Jean Quatremer, le correspondant à Bruxelles du quotidien français Libération vient (une nouvelle fois) d’enflammer les réseaux sociaux et de mettre le feu au monde politique bruxellois. Dans une double page choc publiée mardi, il dénonce la saleté, le chaos urbanistique et la mauvaise gestion de l’espace bruxellois, ternissant avec des mots très durs l’image de marque de la capitale de l’Europe.
Depuis la publication de Bruxelles pas belle, singeant à l’envers les mots de la chanson de Dick Annegarn, Bruxelles ma belle, une minorité, outrée, conseille à Quatremer, sur Twitter et Facebook, de rentrer chez lui, en France, définitivement. D’autres, plus nombreux, le saluent pour avoir dit tout haut – et fort ! – ce que beaucoup pensent tout bas. Les politiques, du nouveau ministre-président de la Région, Rudy Vervoort, au secrétaire d’Etat bruxellois Rachid Madrane en charge de la Propreté et de l’Urbanisme, hésitent, admettent des manquements, reconnaissent que des améliorations sont possibles tout en dénonçant le caractère caricatural voire « nullissime » du texte.
Ce Bruxelles pas belle, c’est le reflet de toute la gouaille rageuse de ce journaliste devenu une star (47.000 followers sur Twitter…). Quatremer est un provocateur né, à la mode parisienne, qui revendique sa liberté de ton et sa recherche de la polémique. « Un article, c’est un angle, ce n’est pas une thèse de doctorat », a-t-il coutume de dire pour défendre le caractère tranché de ses expressions. Depuis 2005, il ne passe pas un jour sans qu’il ne fustige l’un ou l’autre aspect de la construction européenne dans son blog Les Coulisses de Bruxelles. On lui doit notamment des sorties virulentes contre la corruption des autorités grecques ou les faiblesses coupables des autorités européennes.

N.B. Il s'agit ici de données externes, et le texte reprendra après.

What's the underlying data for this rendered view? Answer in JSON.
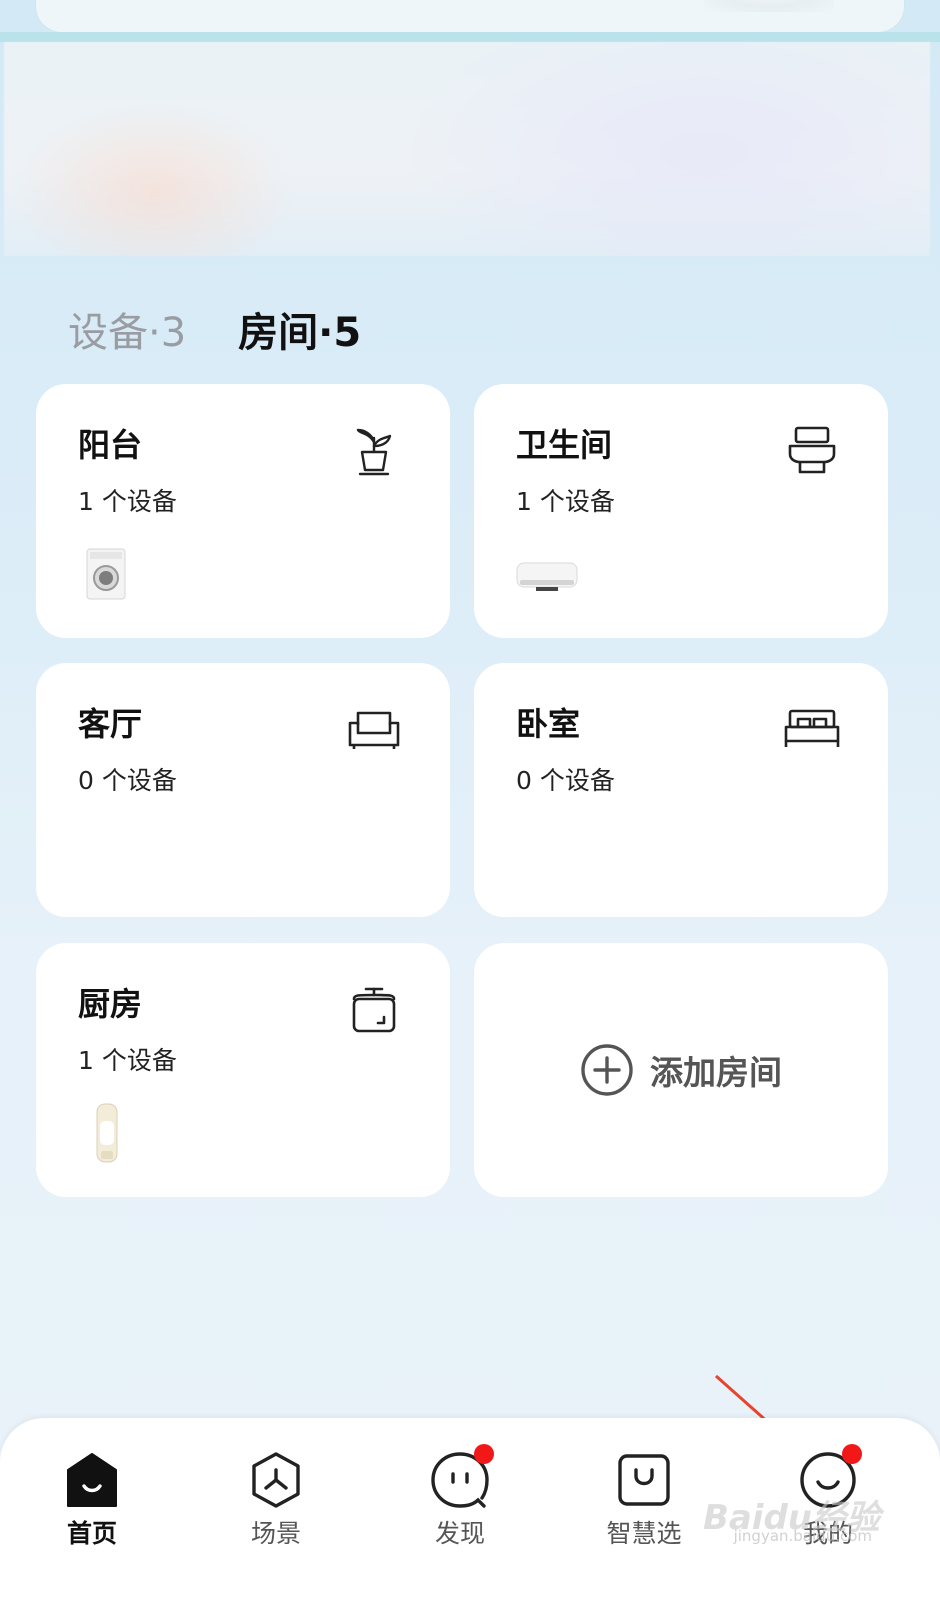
{
  "tabs": [
    {
      "label": "设备·3",
      "active": false
    },
    {
      "label": "房间·5",
      "active": true
    }
  ],
  "rooms": [
    {
      "name": "阳台",
      "count": "1 个设备",
      "icon": "plant-pot-icon",
      "device": "washing-machine"
    },
    {
      "name": "卫生间",
      "count": "1 个设备",
      "icon": "toilet-icon",
      "device": "water-heater"
    },
    {
      "name": "客厅",
      "count": "0 个设备",
      "icon": "sofa-icon"
    },
    {
      "name": "卧室",
      "count": "0 个设备",
      "icon": "bed-icon"
    },
    {
      "name": "厨房",
      "count": "1 个设备",
      "icon": "rice-cooker-icon",
      "device": "dispenser"
    }
  ],
  "add_room": {
    "label": "添加房间",
    "icon": "plus-circle-icon"
  },
  "nav": [
    {
      "label": "首页",
      "icon": "home-icon",
      "active": true,
      "badge": false
    },
    {
      "label": "场景",
      "icon": "scene-hexagon-icon",
      "active": false,
      "badge": false
    },
    {
      "label": "发现",
      "icon": "discover-face-icon",
      "active": false,
      "badge": true
    },
    {
      "label": "智慧选",
      "icon": "shopping-bag-icon",
      "active": false,
      "badge": false
    },
    {
      "label": "我的",
      "icon": "smile-profile-icon",
      "active": false,
      "badge": true
    }
  ],
  "watermark": {
    "brand": "Baidu经验",
    "url": "jingyan.baidu.com"
  },
  "colors": {
    "badge": "#f21818",
    "annotation_arrow": "#e8432e"
  }
}
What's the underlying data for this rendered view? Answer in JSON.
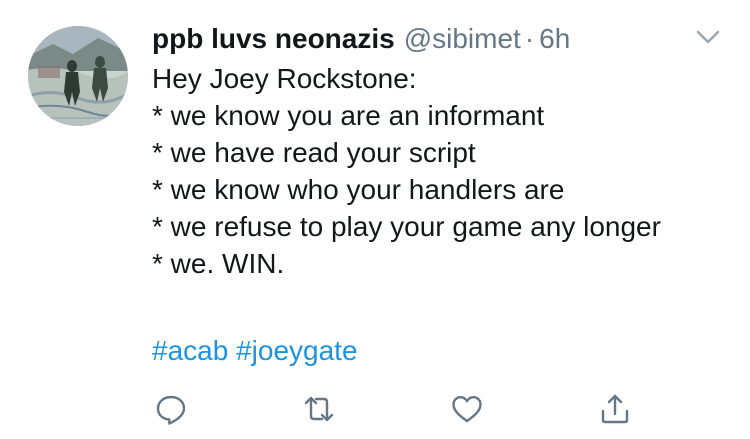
{
  "tweet": {
    "display_name": "ppb luvs neonazis",
    "handle": "@sibimet",
    "separator": "·",
    "timestamp": "6h",
    "body_lines": [
      "Hey Joey Rockstone:",
      "* we know you are an informant",
      "* we have read your script",
      "* we know who your handlers are",
      "* we refuse to play your game any longer",
      "* we. WIN."
    ],
    "hashtags": [
      "#acab",
      "#joeygate"
    ]
  },
  "icons": {
    "menu": "chevron-down-icon",
    "reply": "reply-icon",
    "retweet": "retweet-icon",
    "like": "heart-icon",
    "share": "share-icon"
  },
  "colors": {
    "text": "#14171a",
    "secondary": "#657786",
    "link": "#1b95e0",
    "icon": "#657786"
  }
}
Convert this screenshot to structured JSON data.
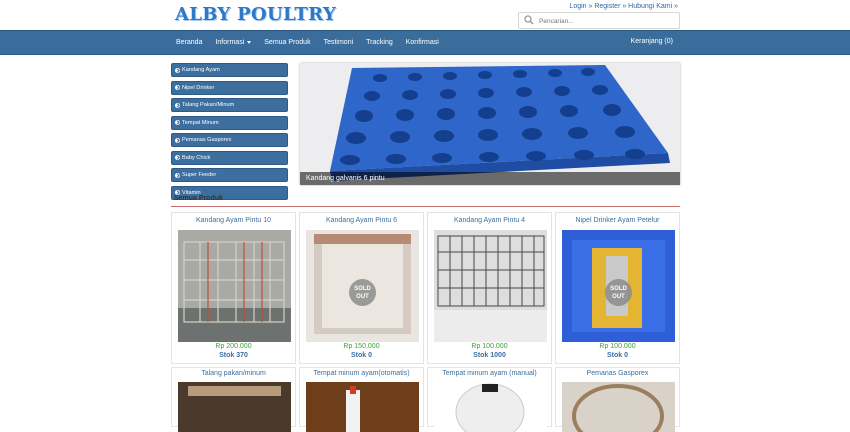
{
  "header": {
    "logo_text": "ALBY POULTRY",
    "toplinks": "Login » Register » Hubungi Kami »",
    "search_placeholder": "Pencarian..."
  },
  "nav": {
    "items": [
      "Beranda",
      "Informasi",
      "Semua Produk",
      "Testimoni",
      "Tracking",
      "Konfirmasi"
    ],
    "cart": "Keranjang (0)"
  },
  "sidebar": {
    "items": [
      "Kandang Ayam",
      "Nipel Drinker",
      "Talang Pakan/Minum",
      "Tempat Minum",
      "Pemanas Gasporex",
      "Baby Chick",
      "Super Feeder",
      "Vitamin"
    ]
  },
  "banner": {
    "caption": "Kandang galvanis 6 pintu"
  },
  "section": {
    "title": "Semua Produk"
  },
  "products": [
    {
      "name": "Kandang Ayam Pintu 10",
      "price": "Rp 200.000",
      "stock": "Stok 370"
    },
    {
      "name": "Kandang Ayam Pintu 6",
      "price": "Rp 150.000",
      "stock": "Stok 0",
      "sold": "SOLD OUT"
    },
    {
      "name": "Kandang Ayam Pintu 4",
      "price": "Rp 100.000",
      "stock": "Stok 1000"
    },
    {
      "name": "Nipel Drinker Ayam Petelur",
      "price": "Rp 100.000",
      "stock": "Stok 0",
      "sold": "SOLD OUT"
    }
  ],
  "products_row2": [
    {
      "name": "Talang pakan/minum"
    },
    {
      "name": "Tempat minum ayam(otomatis)"
    },
    {
      "name": "Tempat minum ayam (manual)"
    },
    {
      "name": "Pemanas Gasporex"
    }
  ],
  "sold_labels": {
    "top": "SOLD",
    "bottom": "OUT"
  }
}
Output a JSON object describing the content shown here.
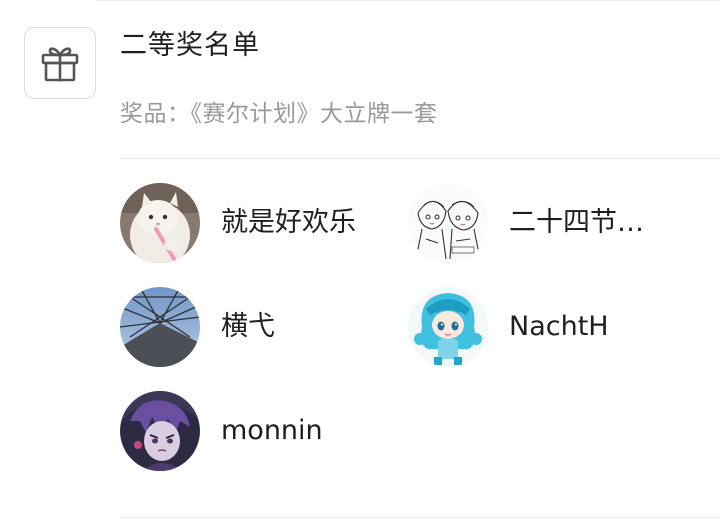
{
  "prize": {
    "title": "二等奖名单",
    "description": "奖品：《赛尔计划》大立牌一套",
    "icon": "gift-icon"
  },
  "winners": [
    {
      "name": "就是好欢乐",
      "avatar": "cat-toothbrush-avatar"
    },
    {
      "name": "二十四节…",
      "avatar": "sketch-girls-avatar"
    },
    {
      "name": "横弋",
      "avatar": "glass-roof-avatar"
    },
    {
      "name": "NachtH",
      "avatar": "blue-hair-chibi-avatar"
    },
    {
      "name": "monnin",
      "avatar": "anime-character-avatar"
    }
  ]
}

Mais il multiples aussi les charges et les expressions au-delà des cénacles européens. Il ne cesse de dénoncer le nationalisme flamand et les mesures de rétorsion contre le français en Flandre, indignes de l’Europe. Il passe au vitriol les expressions « brutales » du nouveau chantre de l’extrême gauche française, Jean-Luc Mélenchon. Il fut l’un des premiers à évoquer les comportements de Dominique Strauss-Kahn à l’égard des femmes, bien avant l’affaire du Sofitel à New York, dénonçant les compromissions de la presse parisienne.
Jean Quatremer martèle que la presse est là pour « subvertir le pouvoir ». Pas « pour faire la communication des puissants. » En s’attaquant à la gestion de Bruxelles, il campe sur sa ligne corrosive. Cette ville, au fond, il l’aime profondément mais il ne peut accepter l’anarchie qui y règne parfois, la complexité des structures belges qui empêche une gestion saine, la saleté des rues, les trottoirs explosés… Il n’est pas le seul. Parmi les journalistes français et les correspondants étrangers présents dans la capitale pour suivre l’actualité européenne, ils sont nombreux à dénoncer régulièrement l’incivisme, la saleté, l’insécurité de leur ville d’adoption. A force de la fréquenter tous les jours, on ne peut pas toujours leur donner tort…
Reste que, les classements des villes selon les différents critères fustigés par le journaliste français, ne lui donnent pas non plus toujours raison :
– Bruxelles, ville la plus encombrée d’Europe occidentale ? Ce n’est pas l’avis du TomTom congestion index, qui classe Rome et Paris un chouïa devant (http://bit.ly/1812f9n).
– La qualité de l’air [à Bruxelles] y est désastreuse ? Nettement moins qu’à Paris ou Berlin, selon Air quality now .
– La qualité de vie est mauvaise à Bruxelles ? La capitale de la Belgique et de l’Europe se classe 22e mondiale, selon la dernière enquête annuelle Mercer. Alors que Paris n’arrive qu’en 29e position.
– Les infrastructures sont désastreuses à Bruxelles ? Oui, selon l’enquête 2012 de Mercer : Bruxelles se classe 42e, loin derrière des villes comme Munich, Londres, Amsterdam, Paris, Berlin ou Zurich (http://bit.ly/1813but voir tableaux tout en bas du document).
Quatremer démontre donc que la presse joue encore son rôle de contre-pouvoir autant qu’elle verse parfois dans le coup de sang excessif.
Reconnaître ces deux comportements, c’est sain pour la démocratie.